Facebook was also the target of a 20-minute monologue by the MSNBC host Rachel Maddow on Wednesday night, in which she pointedly noted the company's past denials to media outlets including Time, McClatchy and CNN that it had found any Russian-bought ads.
Facebook has taken a series of new steps since the USA presidential election to crack down on the spread of misinformation on the social network, including launching a third-party fact-checking program and improving artificial intelligence technology that can detect fake accounts.
"This is a very significant set of data points produced by Facebook", Schiff said, adding: "Left unanswered in what we received from Facebook - because it is beyond the scope of what they are able to determine - is whether there was any coordination between these social media trolls and the campaign". A day after the election, he played down the role fake news may have played in the election, calling the theory "pretty insane".

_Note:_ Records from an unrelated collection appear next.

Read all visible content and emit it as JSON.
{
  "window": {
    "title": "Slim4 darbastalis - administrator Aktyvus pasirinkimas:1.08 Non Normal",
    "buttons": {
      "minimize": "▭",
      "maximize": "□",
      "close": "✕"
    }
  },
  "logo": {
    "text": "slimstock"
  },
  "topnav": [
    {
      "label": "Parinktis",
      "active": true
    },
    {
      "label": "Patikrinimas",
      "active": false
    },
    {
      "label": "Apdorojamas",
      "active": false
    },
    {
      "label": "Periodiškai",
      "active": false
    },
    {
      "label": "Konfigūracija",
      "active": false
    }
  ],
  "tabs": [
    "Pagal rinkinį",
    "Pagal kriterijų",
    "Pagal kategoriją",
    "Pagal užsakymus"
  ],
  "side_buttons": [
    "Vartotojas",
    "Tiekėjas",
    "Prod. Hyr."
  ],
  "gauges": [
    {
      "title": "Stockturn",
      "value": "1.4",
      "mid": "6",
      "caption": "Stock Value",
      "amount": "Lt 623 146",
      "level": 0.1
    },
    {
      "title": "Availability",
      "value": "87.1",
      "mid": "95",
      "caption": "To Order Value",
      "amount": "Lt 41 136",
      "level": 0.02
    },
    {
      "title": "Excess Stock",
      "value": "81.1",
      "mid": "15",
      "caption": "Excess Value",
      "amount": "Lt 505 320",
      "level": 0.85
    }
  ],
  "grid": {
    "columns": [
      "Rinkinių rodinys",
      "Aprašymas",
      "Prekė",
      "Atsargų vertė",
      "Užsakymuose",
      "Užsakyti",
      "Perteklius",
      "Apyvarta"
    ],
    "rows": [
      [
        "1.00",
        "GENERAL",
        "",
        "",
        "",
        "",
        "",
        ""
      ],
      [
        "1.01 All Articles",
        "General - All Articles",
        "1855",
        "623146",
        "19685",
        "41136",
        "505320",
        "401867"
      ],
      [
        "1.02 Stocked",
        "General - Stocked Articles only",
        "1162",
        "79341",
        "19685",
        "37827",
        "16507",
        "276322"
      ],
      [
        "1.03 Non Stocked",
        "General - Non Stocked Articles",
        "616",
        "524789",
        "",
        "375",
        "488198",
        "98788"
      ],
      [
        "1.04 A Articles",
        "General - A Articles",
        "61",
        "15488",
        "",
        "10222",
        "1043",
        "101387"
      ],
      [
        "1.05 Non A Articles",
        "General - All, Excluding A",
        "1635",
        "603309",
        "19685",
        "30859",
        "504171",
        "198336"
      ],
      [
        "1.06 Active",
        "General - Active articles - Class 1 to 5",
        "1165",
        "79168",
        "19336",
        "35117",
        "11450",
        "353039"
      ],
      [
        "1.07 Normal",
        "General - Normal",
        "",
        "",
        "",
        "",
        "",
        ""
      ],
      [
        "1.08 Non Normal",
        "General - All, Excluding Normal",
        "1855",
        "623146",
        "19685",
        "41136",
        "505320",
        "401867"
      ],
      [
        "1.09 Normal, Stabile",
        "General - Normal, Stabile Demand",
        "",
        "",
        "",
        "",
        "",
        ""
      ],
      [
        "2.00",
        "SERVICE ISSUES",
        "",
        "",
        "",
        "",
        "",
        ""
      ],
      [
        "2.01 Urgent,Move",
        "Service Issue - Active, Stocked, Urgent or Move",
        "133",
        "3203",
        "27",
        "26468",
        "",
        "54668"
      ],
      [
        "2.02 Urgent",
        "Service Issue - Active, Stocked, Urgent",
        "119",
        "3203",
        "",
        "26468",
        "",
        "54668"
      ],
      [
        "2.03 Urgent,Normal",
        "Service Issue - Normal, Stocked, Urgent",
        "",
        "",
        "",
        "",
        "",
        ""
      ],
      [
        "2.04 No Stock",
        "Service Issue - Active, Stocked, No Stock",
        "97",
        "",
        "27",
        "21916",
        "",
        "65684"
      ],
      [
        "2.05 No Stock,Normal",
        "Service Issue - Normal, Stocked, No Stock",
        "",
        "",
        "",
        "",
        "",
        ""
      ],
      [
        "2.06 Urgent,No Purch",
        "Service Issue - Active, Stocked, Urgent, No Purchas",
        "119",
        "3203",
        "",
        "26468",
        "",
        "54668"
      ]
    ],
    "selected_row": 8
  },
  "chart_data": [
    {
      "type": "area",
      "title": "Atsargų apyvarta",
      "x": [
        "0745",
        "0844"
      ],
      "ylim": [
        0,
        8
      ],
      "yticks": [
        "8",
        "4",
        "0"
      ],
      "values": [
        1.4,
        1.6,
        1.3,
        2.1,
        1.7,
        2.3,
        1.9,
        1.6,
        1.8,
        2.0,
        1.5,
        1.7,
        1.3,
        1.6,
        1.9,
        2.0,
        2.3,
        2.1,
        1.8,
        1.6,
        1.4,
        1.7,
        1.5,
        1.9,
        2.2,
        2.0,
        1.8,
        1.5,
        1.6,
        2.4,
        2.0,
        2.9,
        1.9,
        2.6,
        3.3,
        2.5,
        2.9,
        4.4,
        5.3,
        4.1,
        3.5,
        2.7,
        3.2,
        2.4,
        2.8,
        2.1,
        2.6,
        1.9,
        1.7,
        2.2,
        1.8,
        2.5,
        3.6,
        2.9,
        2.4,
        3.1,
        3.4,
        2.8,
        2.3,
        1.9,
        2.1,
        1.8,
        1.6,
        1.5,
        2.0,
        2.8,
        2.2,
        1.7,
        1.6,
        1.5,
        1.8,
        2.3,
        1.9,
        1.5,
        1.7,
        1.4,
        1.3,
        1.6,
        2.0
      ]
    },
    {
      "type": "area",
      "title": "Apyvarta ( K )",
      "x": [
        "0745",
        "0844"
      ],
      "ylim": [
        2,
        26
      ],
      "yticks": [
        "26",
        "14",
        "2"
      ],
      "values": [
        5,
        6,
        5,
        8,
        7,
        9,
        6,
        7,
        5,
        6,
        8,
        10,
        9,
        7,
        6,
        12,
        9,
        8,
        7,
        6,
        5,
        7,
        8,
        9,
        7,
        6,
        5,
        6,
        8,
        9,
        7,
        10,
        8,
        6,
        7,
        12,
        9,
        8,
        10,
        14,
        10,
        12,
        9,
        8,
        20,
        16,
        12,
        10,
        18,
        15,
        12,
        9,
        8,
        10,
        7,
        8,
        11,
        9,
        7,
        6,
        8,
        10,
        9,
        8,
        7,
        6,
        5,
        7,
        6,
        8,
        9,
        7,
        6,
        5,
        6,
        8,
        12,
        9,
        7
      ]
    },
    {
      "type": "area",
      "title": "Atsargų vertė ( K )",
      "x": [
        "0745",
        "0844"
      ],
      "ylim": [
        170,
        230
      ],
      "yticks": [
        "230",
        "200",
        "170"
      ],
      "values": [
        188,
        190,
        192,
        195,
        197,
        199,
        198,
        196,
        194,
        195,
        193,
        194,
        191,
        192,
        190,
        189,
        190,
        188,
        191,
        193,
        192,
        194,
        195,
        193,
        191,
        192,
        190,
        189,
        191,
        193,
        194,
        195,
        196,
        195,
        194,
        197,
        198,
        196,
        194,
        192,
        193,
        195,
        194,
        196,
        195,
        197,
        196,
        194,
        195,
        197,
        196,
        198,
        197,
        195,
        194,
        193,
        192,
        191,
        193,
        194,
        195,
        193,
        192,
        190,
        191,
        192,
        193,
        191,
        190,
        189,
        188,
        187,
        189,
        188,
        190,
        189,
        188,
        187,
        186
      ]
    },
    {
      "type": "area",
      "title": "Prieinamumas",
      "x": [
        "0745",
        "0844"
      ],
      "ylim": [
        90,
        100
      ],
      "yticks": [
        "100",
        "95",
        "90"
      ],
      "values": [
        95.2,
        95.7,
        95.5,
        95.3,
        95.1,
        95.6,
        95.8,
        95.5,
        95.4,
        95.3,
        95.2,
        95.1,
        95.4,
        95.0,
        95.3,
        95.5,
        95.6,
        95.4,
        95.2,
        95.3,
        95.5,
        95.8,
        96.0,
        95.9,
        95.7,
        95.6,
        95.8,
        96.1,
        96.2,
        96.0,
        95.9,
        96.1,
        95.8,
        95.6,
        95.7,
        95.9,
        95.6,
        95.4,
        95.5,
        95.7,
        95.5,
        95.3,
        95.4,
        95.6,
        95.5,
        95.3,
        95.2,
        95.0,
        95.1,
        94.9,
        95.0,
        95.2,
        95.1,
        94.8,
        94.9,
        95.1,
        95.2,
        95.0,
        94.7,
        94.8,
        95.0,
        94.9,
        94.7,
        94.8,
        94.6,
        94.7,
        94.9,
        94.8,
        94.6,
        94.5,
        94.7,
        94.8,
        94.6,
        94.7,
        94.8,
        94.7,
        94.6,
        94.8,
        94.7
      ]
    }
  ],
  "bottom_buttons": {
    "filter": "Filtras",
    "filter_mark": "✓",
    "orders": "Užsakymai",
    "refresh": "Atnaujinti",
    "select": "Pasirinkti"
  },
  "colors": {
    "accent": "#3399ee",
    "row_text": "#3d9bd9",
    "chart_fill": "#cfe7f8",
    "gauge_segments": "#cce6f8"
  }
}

Facebook's Wednesday disclosure was an about-face after months of public denials that Russian money was behind political ads on its platform.
Sen. Mark Warner, the top Democrat on the Senate intelligence committee, told CNN on Wednesday that Facebook's disclosure was just the "tip of the iceberg" when it came to election interference on social media.
But the findings buttress US intelligence agency conclusions that Russian Federation was actively involved in shaping the election.
"I want to see Twitter back in" as well, he said.
In a blog post, Facebook's chief security officer Alex Stamos said that the accounts appeared to be part of an organised campaign to sow disinformation. Facebook said it can't share the ads while the investigation continues. Ex-employees who have gone public with their experiences at the company in Internet postings and in media interviews have said their work entailed creating fake Twitter and Facebook accounts and using them to circulate pro-Kremlin propaganda. The company says its estimates could include non-residents and people who self-report ages that do not match the government's figures.
Foreign nationals or governments are banned under federal law from making contributions or spending money to influence any election in the United States. "And if, in fact, there was foreign money that went into advertising in U.S. elections, that's a Justice Department thing to look at, it's an FEC question, because foreign money can not be used on behalf of elections".